Nvidia’s new chip will compete with the new AMD Instinct MI100 GPU accelerator Advanced Micro Devices announced today. In contrast to AMD, Nvidia has a single GPU architecture for both AI and graphics.
Moor Insights & Strategy analyst Karl Freund said in an email to VentureBeat that the AMD GPU can provide 18% better performance than the original 40GB A100 from Nvidia. But he said real applications may benefit from the 80GB Nvidia version. He also said that while price-sensitive customers may favor AMD, he doesn’t think AMD can take on Nvidia when it comes to AI performance.
“In AI, Nvidia raised the bar yet again, and I do not see any competitors who can clear that hurdle,” Freund said.
For AI training, recommender system models like DLRM have massive tables representing billions of users and billions of products. A100 80GB delivers an up to 3 times speedup so businesses can quickly retrain these models to deliver highly accurate recommendations.
The A100 80GB also enables training of the largest models with more parameters fitting within a single HGX powered server, such as GPT-2, a natural language processing model with superhuman generative text capability.

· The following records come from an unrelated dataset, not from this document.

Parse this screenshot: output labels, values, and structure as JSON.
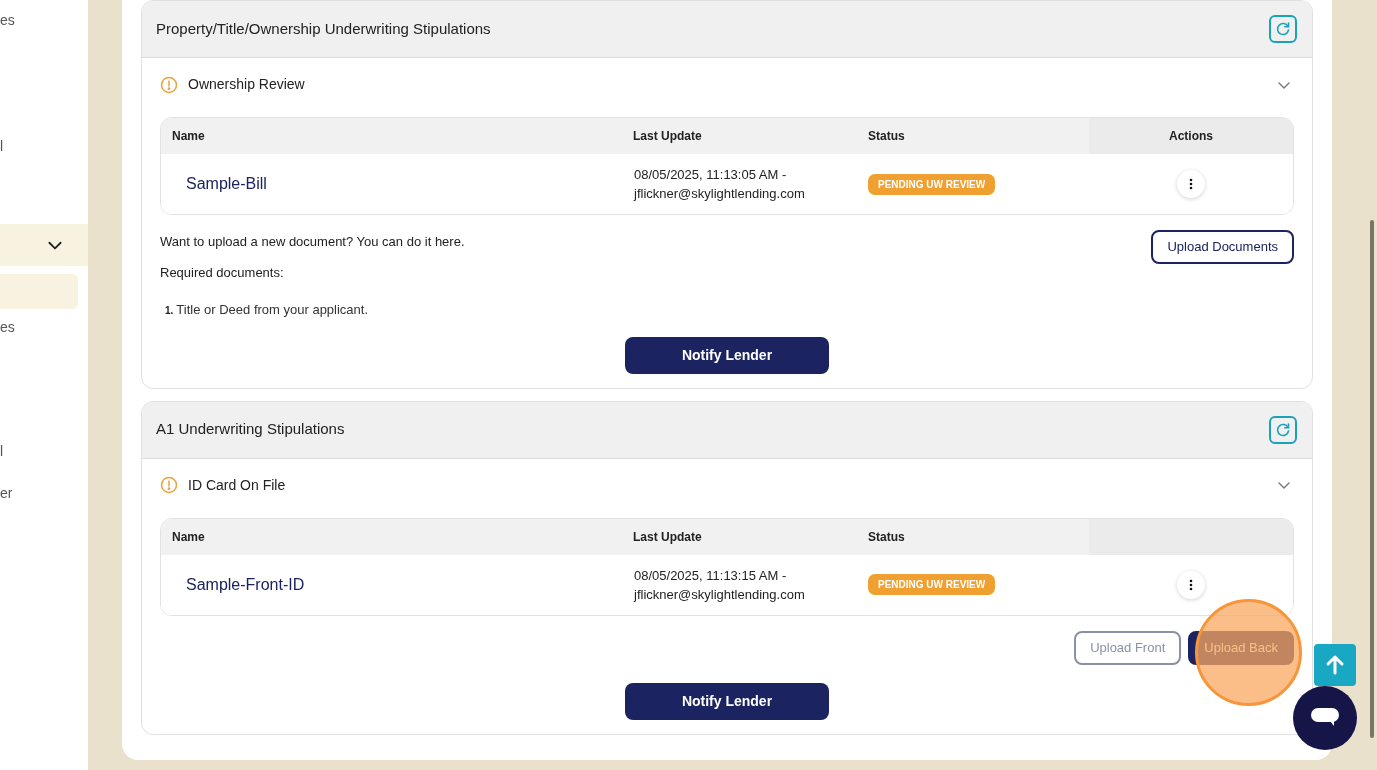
{
  "sidebar": {
    "items": [
      {
        "label": "es",
        "selected": false
      },
      {
        "label": "l",
        "selected": false
      },
      {
        "kind": "group",
        "expanded": true,
        "selected": false,
        "children": [
          {
            "selected": true
          },
          {
            "label": "es",
            "selected": false
          },
          {
            "label": "l",
            "selected": false
          },
          {
            "label": "er",
            "selected": false
          }
        ]
      }
    ]
  },
  "sections": [
    {
      "title": "Property/Title/Ownership Underwriting Stipulations",
      "stipulations": [
        {
          "title": "Ownership Review",
          "kind": "pending",
          "expanded": true,
          "table": {
            "columns": [
              "Name",
              "Last Update",
              "Status",
              "Actions"
            ],
            "rows": [
              {
                "name": "Sample-Bill",
                "last_update": "08/05/2025, 11:13:05 AM - jflickner@skylightlending.com",
                "status": "PENDING UW REVIEW"
              }
            ]
          },
          "upload_prompt": "Want to upload a new document? You can do it here.",
          "buttons": [
            {
              "label": "Upload Documents",
              "kind": "outline"
            }
          ],
          "required_label": "Required documents:",
          "required_documents": [
            {
              "number": "1.",
              "text": "Title or Deed from your applicant."
            }
          ],
          "notify_button": "Notify Lender"
        }
      ]
    },
    {
      "title": "A1 Underwriting Stipulations",
      "stipulations": [
        {
          "title": "ID Card On File",
          "kind": "pending",
          "expanded": true,
          "table": {
            "columns": [
              "Name",
              "Last Update",
              "Status"
            ],
            "rows": [
              {
                "name": "Sample-Front-ID",
                "last_update": "08/05/2025, 11:13:15 AM - jflickner@skylightlending.com",
                "status": "PENDING UW REVIEW"
              }
            ]
          },
          "buttons": [
            {
              "label": "Upload Front",
              "kind": "muted"
            },
            {
              "label": "Upload Back",
              "kind": "solid"
            }
          ],
          "notify_button": "Notify Lender"
        }
      ]
    }
  ]
}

This eliminates the need for data or model parallel architectures that can be time-consuming to implement and slow to run across multiple nodes, Nvidia said.
With its multi-instance GPU (MIG) technology, A100 can be partitioned into up to seven GPU instances, each with 10GB of memory. This provides secure hardware isolation and maximizes GPU utilization for a variety of smaller workloads.
The A100 80GB can deliver acceleration for scientific applications, such as weather forecasting and quantum chemistry. Quantum Espresso, a materials simulation, achieved throughput gains of nearly double with a single node of A100 80GB.
Meanwhile, Nvidia announced the second generation of the AI computing system, dubbed Nvidia DGX Station A100, which the company calls a datacenter in a box. The box delivers 2.5 petaflops of AI performance, with four A100 Tensor Core GPUs. All told, it has up to 320GB of GPU memory.
Nvidia VP Charlie Boyle said in a press briefing that the system provides up to 28 different GPU instances to run parallel jobs.
“This is like a supercomputer under your desk,” Boyle said.
Customers using the DGX Station platform extend across education, financial services, government, health care, and retail. They include BMW Group, Germany’s DFKI AI research center, Lockheed Martin, NTT Docomo, and the Pacific Northwest National Laboratory. The Nvidia DGX Station A100 and Nvidia DGX A100 640GB systems will be available this quarter.
Lastly, Nvidia announced Mellanox 400G Infiniband networking for exascale AI supercomputers. It’s the seventh generation of Mellanox InfiniBand technology, with data moving at 400 gigabits per second, compared to the first generation at 10 gigabits per second. Nvidia bought Mellanox for $6.8 billion in 2019.
The InfiniBand tech provides throughput for networking of 1.64 petabits per second, or 5 times higher than the last generation. Mellanox’s tech will enable faster networking for everything from supercomputers to self-driving cars, Nvidia senior VP Gilad Shainer said in a press briefing.